Let us now go into the important details of how you can decide if you want a fixed interest
rate loan or a variable interest rate loan. Without going into the specifics of economics you should apply for a variable interest rate loan when
the current interest rates environment is low. This means that you will get to enjoy the current low rates and have a minimal chance of the
interest rates getting to a dangerous point. Conversely, if the interest rate environment is currently high then it will make more sense for you
to go for the fixed interest route. It should be noted that most loans have their interest rates calculated early on the life cycle. This means
for a loan that takes 20 years to pay off the bulk of the interest rates are calculated in the first 3 years, not many people know that.

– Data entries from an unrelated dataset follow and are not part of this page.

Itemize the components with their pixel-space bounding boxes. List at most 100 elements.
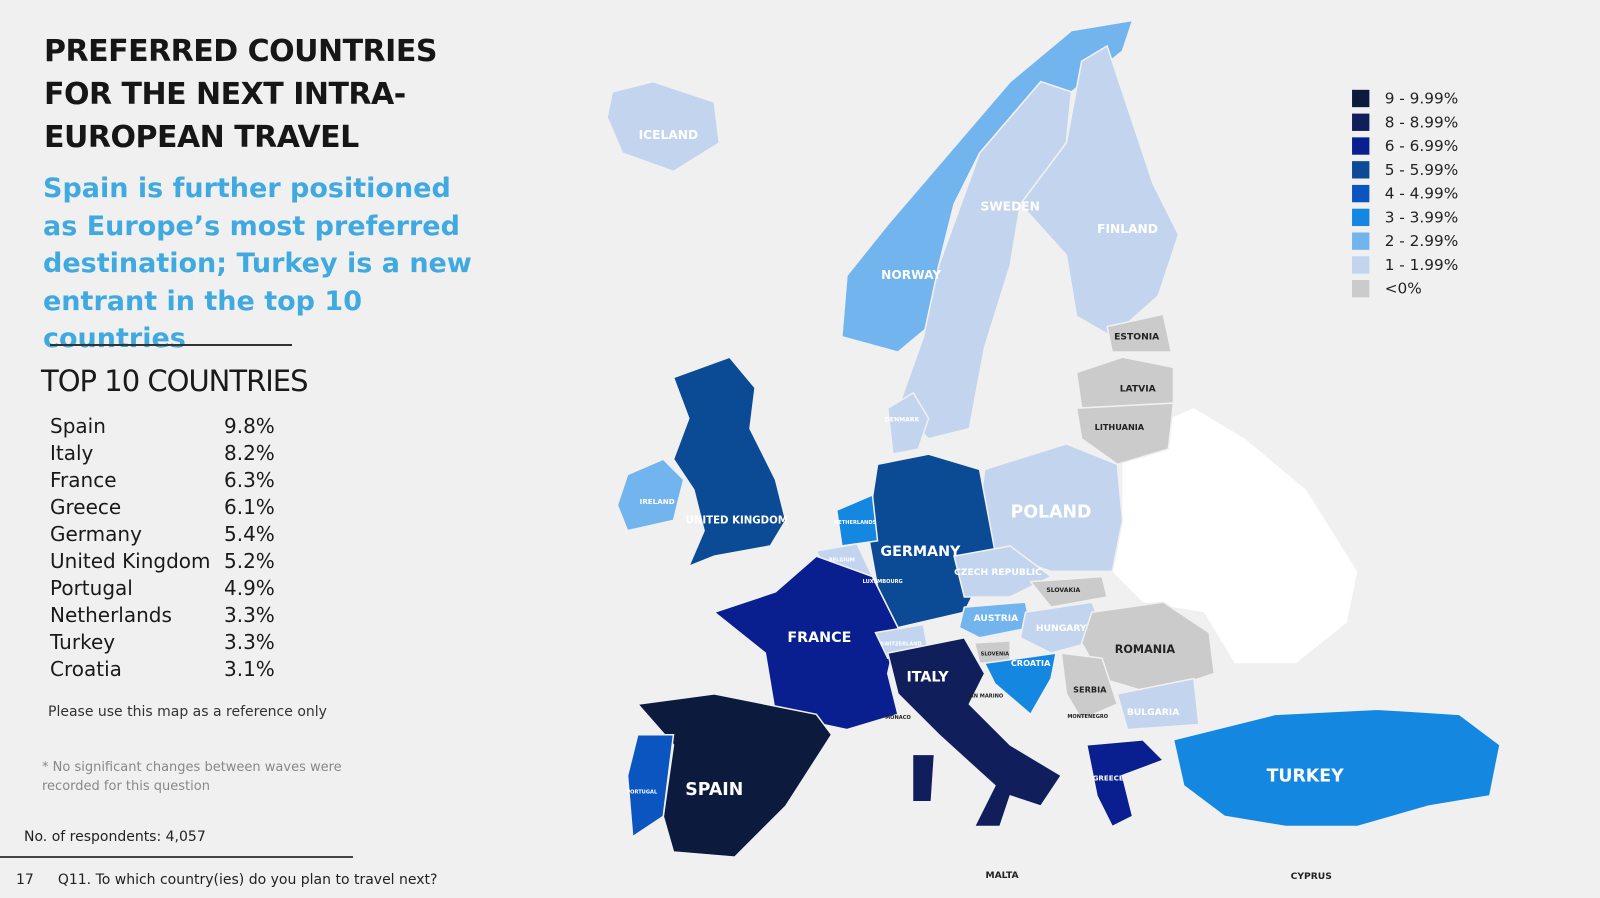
country-label: SWITZERLAND	[880, 641, 921, 647]
top10-table: Spain 9.8% Italy 8.2% France 6.3% Greece 6.1% Ge…	[50, 412, 275, 682]
country-name: France	[50, 467, 117, 492]
legend-label: 2 - 2.99%	[1385, 232, 1459, 250]
small-label: MALTA	[985, 870, 1019, 881]
country-label: SLOVENIA	[981, 652, 1010, 658]
country-name: Italy	[50, 440, 94, 465]
legend: 9 - 9.99% 8 - 8.99% 6 - 6.99% 5 - 5.99% 4 - …	[1352, 90, 1458, 298]
divider	[50, 344, 292, 346]
country-name: United Kingdom	[50, 548, 211, 573]
legend-label: 8 - 8.99%	[1385, 113, 1459, 131]
country-shape	[953, 545, 1053, 598]
title: PREFERRED COUNTRIES FOR THE NEXT INTRA-E…	[44, 34, 437, 155]
country-share: 8.2%	[224, 440, 275, 465]
table-row: Croatia 3.1%	[50, 655, 275, 682]
country-shape	[616, 458, 685, 532]
country-share: 6.1%	[224, 494, 275, 519]
country-shape	[1085, 739, 1165, 828]
country-label: SPAIN	[685, 780, 743, 800]
legend-swatch	[1352, 208, 1370, 227]
legend-label: 5 - 5.99%	[1385, 161, 1459, 179]
country-shape	[1116, 677, 1200, 731]
country-label: LITHUANIA	[1095, 422, 1145, 432]
legend-swatch	[1352, 161, 1370, 179]
country-label: SLOVAKIA	[1046, 587, 1080, 594]
divider	[0, 856, 353, 858]
table-row: United Kingdom 5.2%	[50, 547, 275, 574]
table-row: Greece 6.1%	[50, 493, 275, 520]
country-label: GREECE	[1093, 774, 1124, 783]
page-number: 17	[16, 872, 34, 888]
country-label: FRANCE	[787, 630, 851, 646]
country-name: Netherlands	[50, 602, 172, 627]
legend-swatch	[1352, 256, 1370, 274]
country-shape	[1172, 708, 1501, 828]
small-label: MONTENEGRO	[1067, 714, 1108, 720]
legend-label: 4 - 4.99%	[1385, 185, 1459, 203]
table-heading: TOP 10 COUNTRIES	[41, 364, 309, 398]
country-label: IRELAND	[640, 497, 675, 506]
subtitle: Spain is further positioned as Europe’s …	[43, 173, 472, 354]
country-label: NETHERLANDS	[834, 520, 877, 526]
legend-label: 9 - 9.99%	[1385, 90, 1459, 108]
country-shape	[1060, 652, 1119, 721]
legend-swatch	[1352, 232, 1370, 250]
country-name: Portugal	[50, 575, 133, 600]
country-shape	[1075, 356, 1175, 409]
country-label: SERBIA	[1073, 684, 1107, 694]
country-shape	[1019, 44, 1180, 338]
small-label: CYPRUS	[1291, 871, 1332, 882]
table-row: Spain 9.8%	[50, 412, 275, 439]
country-label: NORWAY	[881, 268, 941, 282]
legend-swatch	[1352, 280, 1370, 298]
legend-swatch	[1352, 89, 1370, 108]
country-share: 5.2%	[224, 548, 275, 573]
country-label: ICELAND	[639, 128, 699, 142]
country-name: Spain	[50, 413, 106, 438]
country-label: POLAND	[1011, 502, 1092, 522]
country-label: FINLAND	[1097, 222, 1158, 236]
question: Q11. To which country(ies) do you plan t…	[57, 872, 438, 888]
country-shape	[672, 356, 787, 568]
legend-label: <0%	[1385, 280, 1422, 298]
legend-label: 6 - 6.99%	[1385, 137, 1459, 155]
country-label: UNITED KINGDOM	[686, 515, 788, 526]
footer: 17 Q11. To which country(ies) do you plan…	[16, 872, 461, 888]
country-label: AUSTRIA	[974, 613, 1020, 624]
legend-label: 1 - 1.99%	[1385, 256, 1459, 274]
country-label: TURKEY	[1267, 767, 1344, 787]
country-label: BELGIUM	[829, 558, 855, 564]
country-shape	[712, 555, 899, 731]
table-row: Germany 5.4%	[50, 520, 275, 547]
note: Please use this map as a reference only	[48, 704, 327, 720]
country-label: PORTUGAL	[626, 789, 657, 795]
legend-swatch	[1352, 137, 1370, 155]
table-row: Portugal 4.9%	[50, 574, 275, 601]
unlabelled-region	[1112, 408, 1358, 664]
country-label: SWEDEN	[980, 200, 1039, 214]
table-row: France 6.3%	[50, 466, 275, 493]
table-row: Turkey 3.3%	[50, 628, 275, 655]
legend-label: 3 - 3.99%	[1385, 208, 1459, 226]
country-label: CZECH REPUBLIC	[954, 567, 1042, 578]
country-share: 9.8%	[224, 413, 275, 438]
note: * No significant changes between waves w…	[42, 760, 342, 794]
country-label: DENMARK	[885, 416, 920, 423]
country-label: ROMANIA	[1115, 643, 1176, 656]
country-shape	[835, 493, 879, 547]
small-label: LUXEMBOURG	[863, 579, 903, 585]
legend-swatch	[1352, 113, 1370, 131]
country-name: Germany	[50, 521, 142, 546]
country-shape	[1106, 313, 1173, 353]
country-share: 4.9%	[224, 575, 275, 600]
country-shape	[1029, 575, 1109, 608]
country-name: Turkey	[50, 629, 116, 654]
country-share: 5.4%	[224, 521, 275, 546]
country-label: CROATIA	[1011, 658, 1051, 668]
country-shape	[626, 733, 675, 839]
table-row: Netherlands 3.3%	[50, 601, 275, 628]
legend-swatch	[1352, 184, 1370, 203]
country-label: BULGARIA	[1127, 707, 1180, 718]
country-label: ESTONIA	[1114, 331, 1160, 342]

This is
to ensure that the bank gets a healthy profit even if the borrower tries to pay off the loan early. Because of this arrangement it also makes
sense that you should pick current environment with the lowest interest so you can make use of that.
It’s needless to say that shopping around for lenders before getting your loan is a very smart
thing to do. The problem is that once a borrower settles for a lender they seem to think that it is a breach of contract to change lenders.
Remember that the shopping around should never stop even after you have a loan. There really is no point in being faithful to your lender are
when you become insolvent they wouldn’t think twice about coming after you with their hatchets. Always look for refinancing opportunities but
keep in mind the cost of it and how much the whole exercise will cost you. Only if the rates are sufficiently lowered can you opt to refinance
your loan.
When trying to decide which product to use you have to ask yourself some serious questions
about the reason for the loan. The two products although being rather similar in how they are secured using your home equity should be used quite
differently. A second mortgage loan should be used if you need to buy something big in one shot. A HELOC arrangement should be used when you need
money to be available but not necessarily use it all at once.